5e zondag van de paastijd

KerkjaarCyclus: B

Intredelied:
402 Zingt voor de Heer een nieuw gezang
578 Volk van God
Antwoordpsalm:
P25 5e zondag van de paastijd - B
Alleluia-vers:
4c Alleluia — Ik ben de ware wijnstok
Bij de bereiding van de gaven:
548 Zo lief heeft God de wereld
757 Het woord, het goede woord van God
Communiezang:
757 Het woord, het goede woord van God
779 Ik ben de wijnstok
Slotlied:
728 U kennen, uit en tot U leven
Gregoriaans:
53 Kyriale I


Inhoudelijk aansluitend bij de tweede lezing:
- ZJ 548 Zo lief heeft God de wereld gehad (vooral str. 4)

Inhoudelijk aansluitend bij de evangelielezing:
- ZJ 779 Ik ben de wijnstok
- ZJ 728 U kennen, uit en tot U leven (str. 1,5,7)

Overeenkomend met het introïtus Cantate zingen wij als intredezang: Zingt voor de Heer een nieuw gezang (402). Het is een prachtig lied van verwondering en vreugde om al wat de Heer in zijn paasmysterie aan ons gedaan heeft: “Het is vol wonderen om u heen”.

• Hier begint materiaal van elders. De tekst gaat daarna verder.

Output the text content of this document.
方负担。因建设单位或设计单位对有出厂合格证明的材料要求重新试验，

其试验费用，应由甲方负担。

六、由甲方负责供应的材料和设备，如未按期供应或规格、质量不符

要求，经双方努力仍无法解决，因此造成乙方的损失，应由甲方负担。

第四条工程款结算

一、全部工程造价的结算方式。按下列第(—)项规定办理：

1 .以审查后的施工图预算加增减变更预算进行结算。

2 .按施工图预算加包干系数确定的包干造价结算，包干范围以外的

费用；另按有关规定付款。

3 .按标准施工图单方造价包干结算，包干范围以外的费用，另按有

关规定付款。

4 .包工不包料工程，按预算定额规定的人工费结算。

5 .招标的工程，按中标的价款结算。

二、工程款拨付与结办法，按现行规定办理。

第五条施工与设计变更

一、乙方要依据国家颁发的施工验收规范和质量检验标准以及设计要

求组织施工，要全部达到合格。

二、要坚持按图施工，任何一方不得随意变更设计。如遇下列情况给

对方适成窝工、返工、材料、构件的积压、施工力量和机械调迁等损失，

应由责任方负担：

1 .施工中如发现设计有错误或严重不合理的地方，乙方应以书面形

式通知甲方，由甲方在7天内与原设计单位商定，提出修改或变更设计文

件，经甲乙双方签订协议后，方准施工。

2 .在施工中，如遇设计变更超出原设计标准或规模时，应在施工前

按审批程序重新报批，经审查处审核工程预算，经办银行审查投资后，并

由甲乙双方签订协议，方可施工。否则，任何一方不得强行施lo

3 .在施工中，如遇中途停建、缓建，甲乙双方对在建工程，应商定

In de Handelingen van de Apostelen (eerste lezing) gaat het vandaag over het eerste optreden van Paulus. De jonge Kerk breidt zich zienderogen uit. Een passend antwoord op deze lezing is de antwoordpsalm 22 met als keervers: Voor heel de menigte zal ik U prijzen (P 25). Dezelfde toon klinkt door in lied 427: Laat groot en klein nu vrolijk zijn, jubelend God dank bewijzen. Men zal zeker strofe 3 zingen: Gij, christenen, laat uw woord en daad zijn overwinning belijden.

Alleluia-vers 4 c sluit helemaal aan bij de tekst in het lectionarium en geeft reeds de kernidee van het evangelie mee. Men kan natuurlijk ook – zoals steeds - een andere gezongen Alleluia voorzien en het vers laten voorlezen door een lector.

De communiezang herneemt het evangelie met het lied 779: Ik ben de wijnstok, mijn Vader de wijngaardenier. Gij zijt de ranken. Het is toch precies in de communie dat wij met de verrezen Heer verbonden worden als de ranken met de wijnstok. Andere keuzemogelijkheden vormen 728 U kennen, uit en tot U leven (met dan zeker strofe 5) of 757 Het woord, het goede woord van God. In dit laatste lied maken de strofen 3 en 4 precies de overgang van Gods Woord, dat zich in Jezus heeft laten kennen, naar de concrete ‘werkzaamheid’ van dat Woord in mensen die zich er voor open stellen.